Items like soft drink bottles and water bottles, peanut butter jars, cleaning products, cooking oil containers, milk and juice containers, laundry detergent bottles, shampoo and conditioner containers, cereal box liners, and yogurt and butter tubs are usually #1 or #2. This means, in many cases, these items can be easily recycled.

As far as #4 and #5, items made from these kinds of plastic (polyethylene low-density and polypropylene), which can sometimes be recycled depending on technology, are generally take-out containers, microwavable trays, grocery store bags, plastic wraps, frozen food containers, bread bags, squeezable bottles, ketchup bottles, some baby bottles, fast-food syrup containers, yogurt containers, straws, and more.

So, What Do I Do With the Plastic That Cannot Be Recycled?

recycling plastic
Source: iStock

First, shoot your shot with your local recycling center. You never know: They might have the technological capability to recycle any plastic code. That would solve a lot! 
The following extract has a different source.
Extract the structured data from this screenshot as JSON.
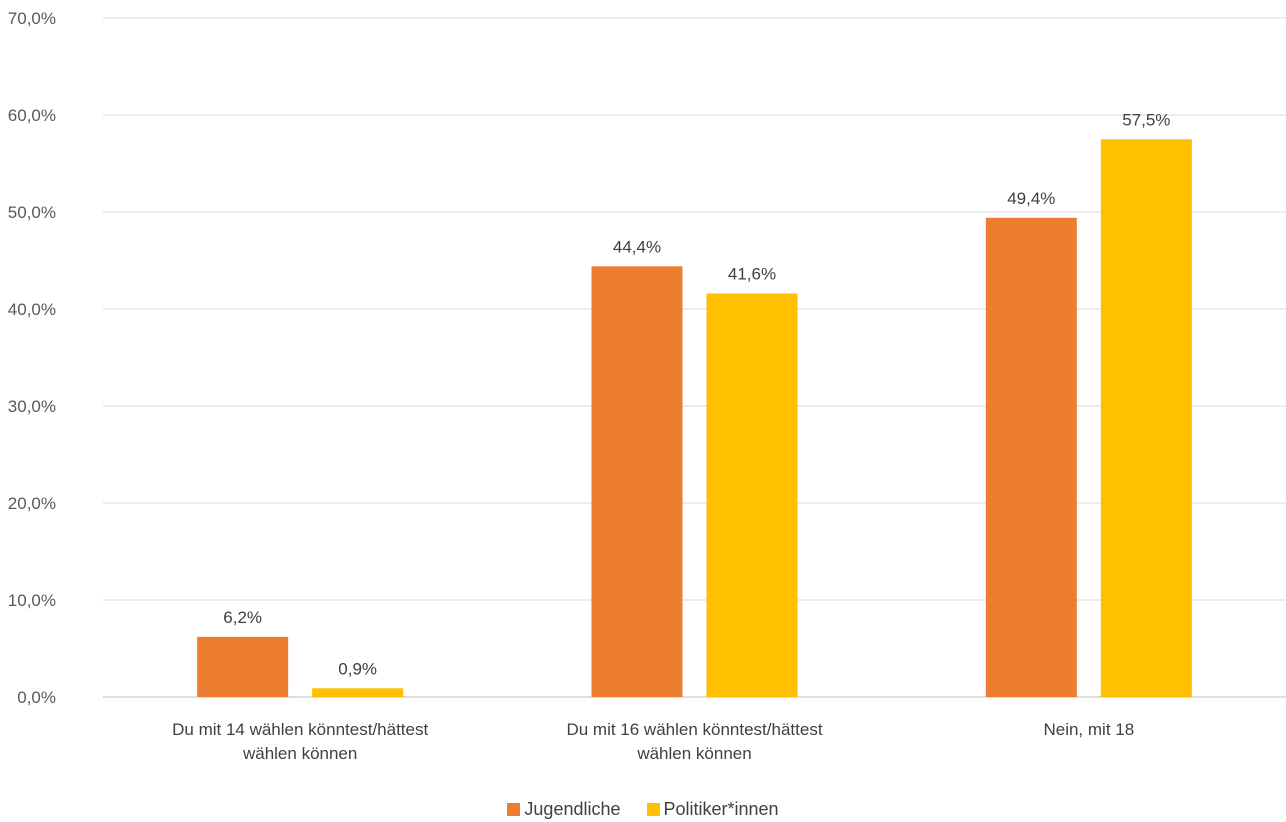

If that’s not an option, check out TerraCycle, which offers free nationwide recycling programs for typically hard-to-recycle waste streams. TerraCycle offers so many different recycling programs, accepting items like contact lenses, makeup products, e-waste, oral care products, cigarette waste, and so much more. TerraCycle was founded in 2001 and it works by having people sign up for individual product programs, send in their waste, then TerraCycle turns these products into raw materials. TerraCycle then sells them back to factories that use the raw materials to make new products. Joining TerraCycle’s programs is totally free, so it’s a win-win for everyone.